Yeah, it's the weekend and I'm catching up on my Canadian news. I enjoyed Konrad Yakbuski's profile of ADQ leader Mario Dumont in the Globe and Mail and thought I'd point you to it. Of interest:
[Dumont]'d be sitting in Prime Minister Stephen Harper's cabinet now if he hadn't chosen instead to fight on as ADQ Leader.Also, a good clarification of the ADQ's "s'affirmer sans se separer" position:
“I know Quebec and I know Quebec politics. I don't know federal politics and frankly I'm not really interested in learning it,” Mr. Dumont shrugs during an interview on his campaign bus. “But I know Stephen Harper and I voted for him... In the ridings where the Conservatives were elected, the proportion of Adéquiste organizers was, let's just say, very high. We're the same people. Their people are our people.”

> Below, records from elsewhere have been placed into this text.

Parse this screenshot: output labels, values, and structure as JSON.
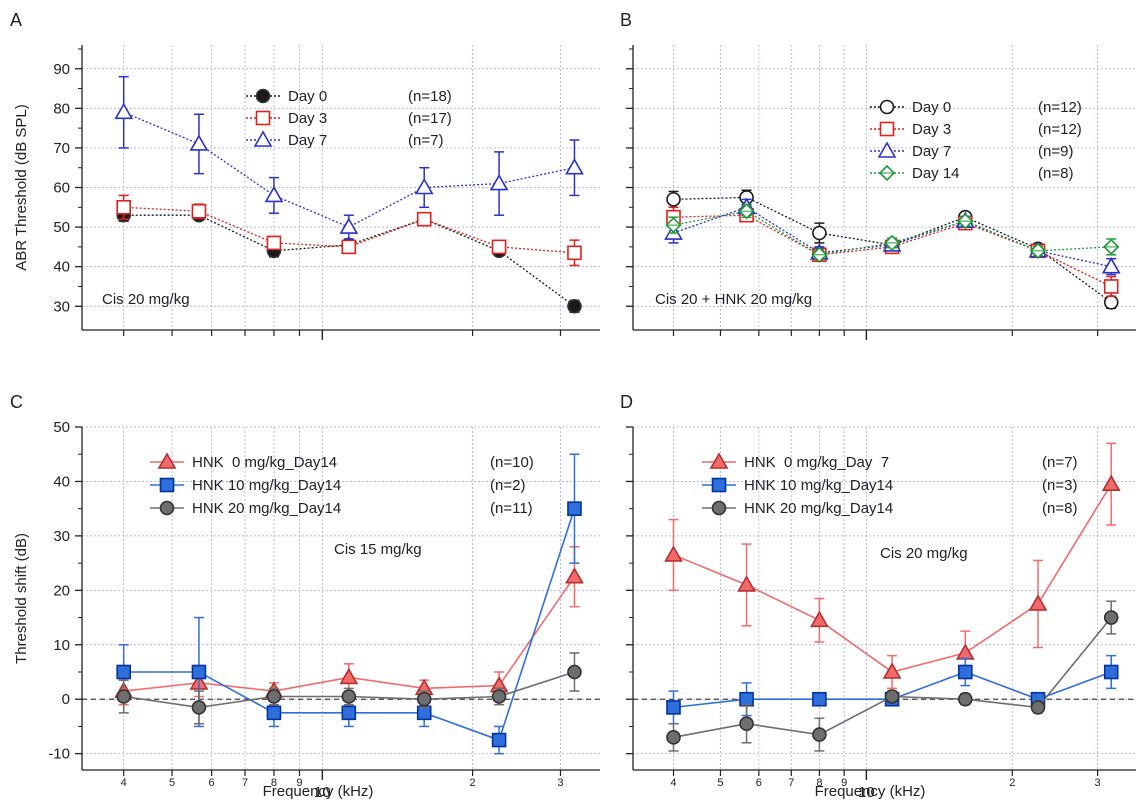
{
  "figure": {
    "xlabel": "Frequency (kHz)",
    "x_major_label": "10"
  },
  "chart_data": [
    {
      "panel": "A",
      "type": "line",
      "ylabel": "ABR Threshold (dB SPL)",
      "xlabel": "",
      "ylim": [
        24,
        96
      ],
      "yticks": [
        30,
        40,
        50,
        60,
        70,
        80,
        90
      ],
      "xscale": "log",
      "xlim": [
        3.3,
        36
      ],
      "annotation": "Cis 20 mg/kg",
      "legend_position": "top-center",
      "grid": "dotted",
      "series": [
        {
          "name": "Day 0",
          "n_label": "(n=18)",
          "color": "#1a1a1a",
          "marker": "circle",
          "line_style": "dotted",
          "x": [
            4,
            5.66,
            8,
            11.3,
            16,
            22.6,
            32
          ],
          "y": [
            53,
            53,
            44,
            45.5,
            52,
            44,
            30
          ],
          "err": [
            1.5,
            1.2,
            1.5,
            1.2,
            1.3,
            1.2,
            1.5
          ]
        },
        {
          "name": "Day 3",
          "n_label": "(n=17)",
          "color": "#e0201c",
          "marker": "square-open",
          "line_style": "dotted",
          "x": [
            4,
            5.66,
            8,
            11.3,
            16,
            22.6,
            32
          ],
          "y": [
            55,
            54,
            46,
            45,
            52,
            45,
            43.5
          ],
          "err": [
            3,
            1.8,
            1.5,
            1.2,
            1.3,
            1.5,
            3.2
          ]
        },
        {
          "name": "Day 7",
          "n_label": "(n=7)",
          "color": "#2a33c8",
          "marker": "triangle-open",
          "line_style": "dotted",
          "x": [
            4,
            5.66,
            8,
            11.3,
            16,
            22.6,
            32
          ],
          "y": [
            79,
            71,
            58,
            50,
            60,
            61,
            65
          ],
          "err": [
            9,
            7.5,
            4.5,
            3,
            5,
            8,
            7
          ]
        }
      ]
    },
    {
      "panel": "B",
      "type": "line",
      "ylabel": "",
      "xlabel": "",
      "ylim": [
        24,
        96
      ],
      "yticks": [
        30,
        40,
        50,
        60,
        70,
        80,
        90
      ],
      "xscale": "log",
      "xlim": [
        3.3,
        36
      ],
      "annotation": "Cis 20 + HNK 20 mg/kg",
      "legend_position": "top-right",
      "grid": "dotted",
      "series": [
        {
          "name": "Day 0",
          "n_label": "(n=12)",
          "color": "#1a1a1a",
          "marker": "circle-open",
          "line_style": "dotted",
          "x": [
            4,
            5.66,
            8,
            11.3,
            16,
            22.6,
            32
          ],
          "y": [
            57,
            57.5,
            48.5,
            45.5,
            52.5,
            44.5,
            31
          ],
          "err": [
            2,
            1.8,
            2.5,
            1.2,
            1.2,
            1.2,
            1.5
          ]
        },
        {
          "name": "Day 3",
          "n_label": "(n=12)",
          "color": "#e0201c",
          "marker": "square-open",
          "line_style": "dotted",
          "x": [
            4,
            5.66,
            8,
            11.3,
            16,
            22.6,
            32
          ],
          "y": [
            52.5,
            53,
            43,
            45,
            51,
            44,
            35
          ],
          "err": [
            2.5,
            1.5,
            1.5,
            1.2,
            1.2,
            1.2,
            2.5
          ]
        },
        {
          "name": "Day 7",
          "n_label": "(n=9)",
          "color": "#2a33c8",
          "marker": "triangle-open",
          "line_style": "dotted",
          "x": [
            4,
            5.66,
            8,
            11.3,
            16,
            22.6,
            32
          ],
          "y": [
            48.5,
            55,
            43.5,
            45.5,
            51.5,
            44,
            40
          ],
          "err": [
            2.5,
            2,
            1.5,
            1.2,
            1.2,
            1.2,
            2
          ]
        },
        {
          "name": "Day 14",
          "n_label": "(n=8)",
          "color": "#1f9a3a",
          "marker": "diamond-open",
          "line_style": "dotted",
          "x": [
            4,
            5.66,
            8,
            11.3,
            16,
            22.6,
            32
          ],
          "y": [
            50.5,
            54,
            43,
            46,
            51.5,
            44,
            45
          ],
          "err": [
            2,
            1.5,
            1.2,
            1.2,
            1.2,
            1.2,
            2
          ]
        }
      ]
    },
    {
      "panel": "C",
      "type": "line",
      "ylabel": "Threshold shift (dB)",
      "xlabel": "Frequency (kHz)",
      "ylim": [
        -13,
        50
      ],
      "yticks": [
        -10,
        0,
        10,
        20,
        30,
        40,
        50
      ],
      "xscale": "log",
      "xlim": [
        3.3,
        36
      ],
      "annotation": "Cis 15 mg/kg",
      "legend_position": "top",
      "grid": "dotted",
      "zero_line": true,
      "series": [
        {
          "name": "HNK  0 mg/kg_Day14",
          "n_label": "(n=10)",
          "color": "#f26a6a",
          "marker": "triangle",
          "line_style": "solid",
          "x": [
            4,
            5.66,
            8,
            11.3,
            16,
            22.6,
            32
          ],
          "y": [
            1.5,
            3,
            1.5,
            4,
            2,
            2.5,
            22.5
          ],
          "err": [
            2.5,
            2.5,
            1.5,
            2.5,
            1.5,
            2.5,
            5.5
          ]
        },
        {
          "name": "HNK 10 mg/kg_Day14",
          "n_label": "(n=2)",
          "color": "#2f6fdc",
          "marker": "square",
          "line_style": "solid",
          "x": [
            4,
            5.66,
            8,
            11.3,
            16,
            22.6,
            32
          ],
          "y": [
            5,
            5,
            -2.5,
            -2.5,
            -2.5,
            -7.5,
            35
          ],
          "err": [
            5,
            10,
            2.5,
            2.5,
            2.5,
            2.5,
            10
          ]
        },
        {
          "name": "HNK 20 mg/kg_Day14",
          "n_label": "(n=11)",
          "color": "#6e6e6e",
          "marker": "circle",
          "line_style": "solid",
          "x": [
            4,
            5.66,
            8,
            11.3,
            16,
            22.6,
            32
          ],
          "y": [
            0.5,
            -1.5,
            0.5,
            0.5,
            0,
            0.5,
            5
          ],
          "err": [
            3,
            3,
            1.5,
            1.5,
            1.5,
            1.5,
            3.5
          ]
        }
      ]
    },
    {
      "panel": "D",
      "type": "line",
      "ylabel": "",
      "xlabel": "Frequency (kHz)",
      "ylim": [
        -13,
        50
      ],
      "yticks": [
        -10,
        0,
        10,
        20,
        30,
        40,
        50
      ],
      "xscale": "log",
      "xlim": [
        3.3,
        36
      ],
      "annotation": "Cis 20 mg/kg",
      "legend_position": "top",
      "grid": "dotted",
      "zero_line": true,
      "series": [
        {
          "name": "HNK  0 mg/kg_Day  7",
          "n_label": "(n=7)",
          "color": "#f26a6a",
          "marker": "triangle",
          "line_style": "solid",
          "x": [
            4,
            5.66,
            8,
            11.3,
            16,
            22.6,
            32
          ],
          "y": [
            26.5,
            21,
            14.5,
            5,
            8.5,
            17.5,
            39.5
          ],
          "err": [
            6.5,
            7.5,
            4,
            3,
            4,
            8,
            7.5
          ]
        },
        {
          "name": "HNK 10 mg/kg_Day14",
          "n_label": "(n=3)",
          "color": "#2f6fdc",
          "marker": "square",
          "line_style": "solid",
          "x": [
            4,
            5.66,
            8,
            11.3,
            16,
            22.6,
            32
          ],
          "y": [
            -1.5,
            0,
            0,
            0,
            5,
            0,
            5
          ],
          "err": [
            3,
            3,
            1,
            1,
            2.5,
            1,
            3
          ]
        },
        {
          "name": "HNK 20 mg/kg_Day14",
          "n_label": "(n=8)",
          "color": "#6e6e6e",
          "marker": "circle",
          "line_style": "solid",
          "x": [
            4,
            5.66,
            8,
            11.3,
            16,
            22.6,
            32
          ],
          "y": [
            -7,
            -4.5,
            -6.5,
            0.5,
            0,
            -1.5,
            15
          ],
          "err": [
            2.5,
            3.5,
            3,
            1,
            1,
            1,
            3
          ]
        }
      ]
    }
  ]
}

...Mr. Dumont now aims to create the “autonomous state of Quebec” within Canada. He has come full circle from the 1991 Allaire report – adopted by the Quebec Liberals, of which Mr. Dumont was then one, but shelved by Mr. Bourassa – calling for exclusive authority for Quebec in 22 jurisdictions. Full circle, he concedes, but with one important difference.I am very curious as to the outcome of this upcoming election... I'm not a huge fan of Dumont's policies, but I think everyone would benefit if the ADQ gained official party status. I do wonder if they're gaining any traction in the West Island.
“The Allaire report was formulated as a grocery list and a knife to the throat [of English Canada],” Mr. Dumont explains. “Our autonomist position is not formulated as a grocery list or a knife to the throat. But the basic philosophy is the same.”